The SPCK's publishing team produces around 80 titles per year, for audiences from a wide range of Christian traditions and none. The SPCK publishes under its own name, SPCK Publishing, and via three main imprints, IVP, Lion Hudson and Marylebone House.

SPCK Publishing

SPCK Publishing is a market leader in the areas of theology and Christian spirituality. At present, key authors for SPCK include the Anglican New Testament scholar N. T. Wright, the former Archbishop of Canterbury Rowan Williams, Paula Gooder and Alister McGrath.
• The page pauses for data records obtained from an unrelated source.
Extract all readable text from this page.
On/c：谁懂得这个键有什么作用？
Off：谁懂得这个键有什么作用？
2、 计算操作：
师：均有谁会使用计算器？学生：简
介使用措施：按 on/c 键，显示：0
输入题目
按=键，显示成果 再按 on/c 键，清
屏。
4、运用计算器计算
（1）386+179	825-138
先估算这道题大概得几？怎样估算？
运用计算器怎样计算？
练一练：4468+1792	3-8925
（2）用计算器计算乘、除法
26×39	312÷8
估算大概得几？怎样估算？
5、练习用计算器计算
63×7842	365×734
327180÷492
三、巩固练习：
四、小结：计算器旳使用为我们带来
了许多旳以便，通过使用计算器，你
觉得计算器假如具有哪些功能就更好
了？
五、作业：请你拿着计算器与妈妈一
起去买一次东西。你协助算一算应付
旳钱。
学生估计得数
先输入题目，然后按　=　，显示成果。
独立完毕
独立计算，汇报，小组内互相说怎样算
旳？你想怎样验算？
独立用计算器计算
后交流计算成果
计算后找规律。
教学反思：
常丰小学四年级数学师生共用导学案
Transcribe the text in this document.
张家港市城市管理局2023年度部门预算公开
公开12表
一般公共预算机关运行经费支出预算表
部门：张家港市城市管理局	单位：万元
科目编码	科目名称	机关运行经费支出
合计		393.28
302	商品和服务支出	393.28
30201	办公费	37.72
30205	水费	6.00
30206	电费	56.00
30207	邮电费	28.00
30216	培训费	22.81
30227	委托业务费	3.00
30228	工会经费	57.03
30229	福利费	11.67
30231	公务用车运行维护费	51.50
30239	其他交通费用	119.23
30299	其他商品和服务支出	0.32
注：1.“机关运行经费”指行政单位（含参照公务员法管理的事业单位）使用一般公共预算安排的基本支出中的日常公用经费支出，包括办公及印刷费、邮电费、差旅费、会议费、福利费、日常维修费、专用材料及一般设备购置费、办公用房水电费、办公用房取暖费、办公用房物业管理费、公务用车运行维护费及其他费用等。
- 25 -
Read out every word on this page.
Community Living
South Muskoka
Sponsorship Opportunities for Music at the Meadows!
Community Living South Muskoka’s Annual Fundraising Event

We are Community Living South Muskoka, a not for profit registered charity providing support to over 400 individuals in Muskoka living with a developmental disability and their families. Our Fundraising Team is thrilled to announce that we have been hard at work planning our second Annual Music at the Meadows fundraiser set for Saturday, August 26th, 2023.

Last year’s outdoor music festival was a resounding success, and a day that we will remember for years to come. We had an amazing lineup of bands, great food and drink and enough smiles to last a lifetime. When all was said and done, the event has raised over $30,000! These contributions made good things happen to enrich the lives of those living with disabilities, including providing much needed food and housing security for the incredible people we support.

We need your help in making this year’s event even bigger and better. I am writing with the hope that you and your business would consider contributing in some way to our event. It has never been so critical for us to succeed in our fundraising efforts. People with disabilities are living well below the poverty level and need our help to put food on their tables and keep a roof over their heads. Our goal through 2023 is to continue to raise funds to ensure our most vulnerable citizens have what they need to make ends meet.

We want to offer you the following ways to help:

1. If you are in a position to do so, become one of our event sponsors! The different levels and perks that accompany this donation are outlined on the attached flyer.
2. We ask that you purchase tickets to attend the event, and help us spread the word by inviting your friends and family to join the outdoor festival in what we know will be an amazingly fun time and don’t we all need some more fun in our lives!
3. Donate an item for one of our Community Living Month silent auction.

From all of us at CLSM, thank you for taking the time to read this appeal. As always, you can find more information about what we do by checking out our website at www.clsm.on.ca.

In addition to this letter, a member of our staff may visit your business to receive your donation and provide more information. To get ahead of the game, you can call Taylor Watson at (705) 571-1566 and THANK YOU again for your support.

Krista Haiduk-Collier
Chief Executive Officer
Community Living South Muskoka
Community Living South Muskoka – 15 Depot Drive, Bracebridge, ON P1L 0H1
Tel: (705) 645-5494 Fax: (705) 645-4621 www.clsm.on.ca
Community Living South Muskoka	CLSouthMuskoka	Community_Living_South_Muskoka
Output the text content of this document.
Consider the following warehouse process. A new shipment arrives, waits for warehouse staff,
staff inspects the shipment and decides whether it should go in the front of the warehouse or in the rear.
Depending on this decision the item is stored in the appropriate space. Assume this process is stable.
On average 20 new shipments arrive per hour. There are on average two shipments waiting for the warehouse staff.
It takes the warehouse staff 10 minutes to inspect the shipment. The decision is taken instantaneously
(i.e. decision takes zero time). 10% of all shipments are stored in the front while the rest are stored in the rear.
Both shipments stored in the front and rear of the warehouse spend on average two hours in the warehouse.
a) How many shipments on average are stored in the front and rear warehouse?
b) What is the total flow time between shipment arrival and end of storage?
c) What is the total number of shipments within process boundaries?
Recent additions to SPCK's list include Guvna B, and Ben Cooley, founder of Hope for Justice.
SPCK is also increasingly gaining recognition in the secular space in genres such as history and leadership. SPCK represent authors such as Terry Waite, Melvyn Bragg and Janina Ramirez.

SPCK's current book series

In 2023 SPCK Publishing was issuing the following series:
  • Discovering Series
  • Food for the Journey
  • For Everyone Series
  • Modern Church Series

    IVP

SPCK merged with Inter-Varsity Press in 2015. IVP maintains its own board of trustees and editorial board. Key authors for IVP include John Stott, Don Carson, Amy Orr-Ewing and Emma Scrivener.